Like most of the boxing world, the patience of Egidijus Kavaliauskas began waning as he anxiously awaited an undisputed showdown between Errol Spence Jr. and Terence Crawford to be announced. Despite the perpetual delays, the Lithuanian native remained confident that both sides would eventually cross their t’s and dot their i’s before coming to an agreement.

However, the 34-year-old fringe contender was left dumbfounded as Crawford abruptly left the negotiating tables altogether. Having thrown up his hands in frustration, the WBO 147-pound belt holder will instead defend his crown against David Avanesyan. The two will officially battle it out on December 10th, at Chi Health Center in Crawford’s hometown of Omaha, Nebraska.

Avanesyan, 34, has gone on a tear as of late, racking up half a dozen stoppage victories in a row since coming up short against, ironically enough, Kavaliauskas. Of course, outside of his win against Avanesyan, Kavaliauskas also shared the ring with Crawford just a few short years ago.

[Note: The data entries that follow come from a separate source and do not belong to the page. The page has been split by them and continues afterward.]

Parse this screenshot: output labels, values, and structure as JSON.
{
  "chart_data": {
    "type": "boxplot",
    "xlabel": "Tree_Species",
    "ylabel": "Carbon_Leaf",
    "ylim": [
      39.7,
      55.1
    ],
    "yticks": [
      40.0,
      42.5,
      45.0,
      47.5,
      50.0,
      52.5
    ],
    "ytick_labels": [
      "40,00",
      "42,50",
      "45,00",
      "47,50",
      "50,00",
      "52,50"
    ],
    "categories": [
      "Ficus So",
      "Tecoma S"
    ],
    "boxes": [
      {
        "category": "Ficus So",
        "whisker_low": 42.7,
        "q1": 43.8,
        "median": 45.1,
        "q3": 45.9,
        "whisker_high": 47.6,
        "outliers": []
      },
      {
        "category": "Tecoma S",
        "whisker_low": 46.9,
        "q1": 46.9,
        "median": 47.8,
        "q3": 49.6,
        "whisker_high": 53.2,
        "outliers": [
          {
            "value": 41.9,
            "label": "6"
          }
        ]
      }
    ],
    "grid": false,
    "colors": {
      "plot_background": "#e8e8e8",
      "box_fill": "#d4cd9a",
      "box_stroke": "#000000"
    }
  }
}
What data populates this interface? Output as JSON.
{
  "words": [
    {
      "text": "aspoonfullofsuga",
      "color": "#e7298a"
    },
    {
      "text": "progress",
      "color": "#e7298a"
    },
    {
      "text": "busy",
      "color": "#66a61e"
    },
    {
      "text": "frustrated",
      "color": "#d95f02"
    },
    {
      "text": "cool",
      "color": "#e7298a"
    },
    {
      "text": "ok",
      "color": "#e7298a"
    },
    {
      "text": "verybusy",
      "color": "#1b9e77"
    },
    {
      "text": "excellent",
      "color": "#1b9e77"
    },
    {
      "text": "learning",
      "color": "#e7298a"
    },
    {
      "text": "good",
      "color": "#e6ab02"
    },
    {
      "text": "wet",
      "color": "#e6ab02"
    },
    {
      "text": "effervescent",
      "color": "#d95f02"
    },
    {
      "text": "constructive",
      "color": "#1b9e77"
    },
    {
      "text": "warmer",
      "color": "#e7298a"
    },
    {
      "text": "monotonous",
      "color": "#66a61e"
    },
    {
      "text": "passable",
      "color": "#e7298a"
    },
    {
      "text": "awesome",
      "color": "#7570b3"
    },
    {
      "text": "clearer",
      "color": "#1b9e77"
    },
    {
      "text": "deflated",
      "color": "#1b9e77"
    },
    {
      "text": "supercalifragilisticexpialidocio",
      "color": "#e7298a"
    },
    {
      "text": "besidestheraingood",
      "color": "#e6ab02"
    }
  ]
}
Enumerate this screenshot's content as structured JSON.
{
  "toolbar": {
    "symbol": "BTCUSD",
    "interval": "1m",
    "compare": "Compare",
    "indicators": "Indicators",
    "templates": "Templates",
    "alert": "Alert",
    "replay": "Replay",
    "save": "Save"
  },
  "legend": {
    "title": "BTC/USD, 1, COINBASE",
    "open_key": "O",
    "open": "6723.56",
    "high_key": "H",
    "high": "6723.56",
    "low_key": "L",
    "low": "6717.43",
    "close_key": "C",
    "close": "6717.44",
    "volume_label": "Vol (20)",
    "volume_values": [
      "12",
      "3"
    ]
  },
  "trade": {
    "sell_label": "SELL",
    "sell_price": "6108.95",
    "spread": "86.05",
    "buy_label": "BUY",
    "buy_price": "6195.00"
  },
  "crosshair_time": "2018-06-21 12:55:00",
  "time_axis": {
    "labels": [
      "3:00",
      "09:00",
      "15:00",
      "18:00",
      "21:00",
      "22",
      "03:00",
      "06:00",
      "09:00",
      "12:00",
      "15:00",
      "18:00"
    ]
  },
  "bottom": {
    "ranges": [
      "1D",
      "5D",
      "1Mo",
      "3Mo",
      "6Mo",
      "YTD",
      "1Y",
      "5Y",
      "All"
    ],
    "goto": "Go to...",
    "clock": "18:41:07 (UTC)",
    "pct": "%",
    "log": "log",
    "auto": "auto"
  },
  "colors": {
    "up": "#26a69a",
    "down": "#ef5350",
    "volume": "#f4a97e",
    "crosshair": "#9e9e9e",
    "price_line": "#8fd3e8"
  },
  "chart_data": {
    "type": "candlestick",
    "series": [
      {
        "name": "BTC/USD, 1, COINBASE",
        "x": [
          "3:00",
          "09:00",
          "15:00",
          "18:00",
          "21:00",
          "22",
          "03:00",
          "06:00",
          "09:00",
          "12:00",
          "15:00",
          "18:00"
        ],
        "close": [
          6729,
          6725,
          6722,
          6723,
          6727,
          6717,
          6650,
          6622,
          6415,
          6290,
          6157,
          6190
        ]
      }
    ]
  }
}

Taking into consideration his familiarity with both men, Kavaliauskas has a strong hunch as to who will pick up the win come fight night.  

“I think Crawford is going to stop him,” said Kavaliauskas to ESNEWS. “Avanesyan is probably going to do some good rounds in the beginning. He’s not a bad fighter, he has heart. But I think Crawford is going to stop him for sure.”

As Kavaliauskas alludes to, Crawford (38-0, 29 KOs) has a propensity for slow starts. During their showdown in December of 2019, the former Olympian nearly made his man pay. But after weathering through the early storm, Crawford ultimately picked up on his rhythm, resulting in Kavaliauskas hitting the deck a total of three times before referee Ricky Gonzalez waved things off.  

As Avanesyan (29-3-1, 17 KOs) continues to move forward in his preparation for what will undoubtedly be the most difficult night of his pugilistic life, Kavaliauskas breaks down what makes Crawford nearly impossible to defeat in the ring.

“Crawford is just a smart guy. He has that good boxing IQ. Even if he’s like losing the beginning of the fight, the first couple rounds it’s not going to do nothing. He’s just watching what you do in the ring. He’s picking your mistakes.”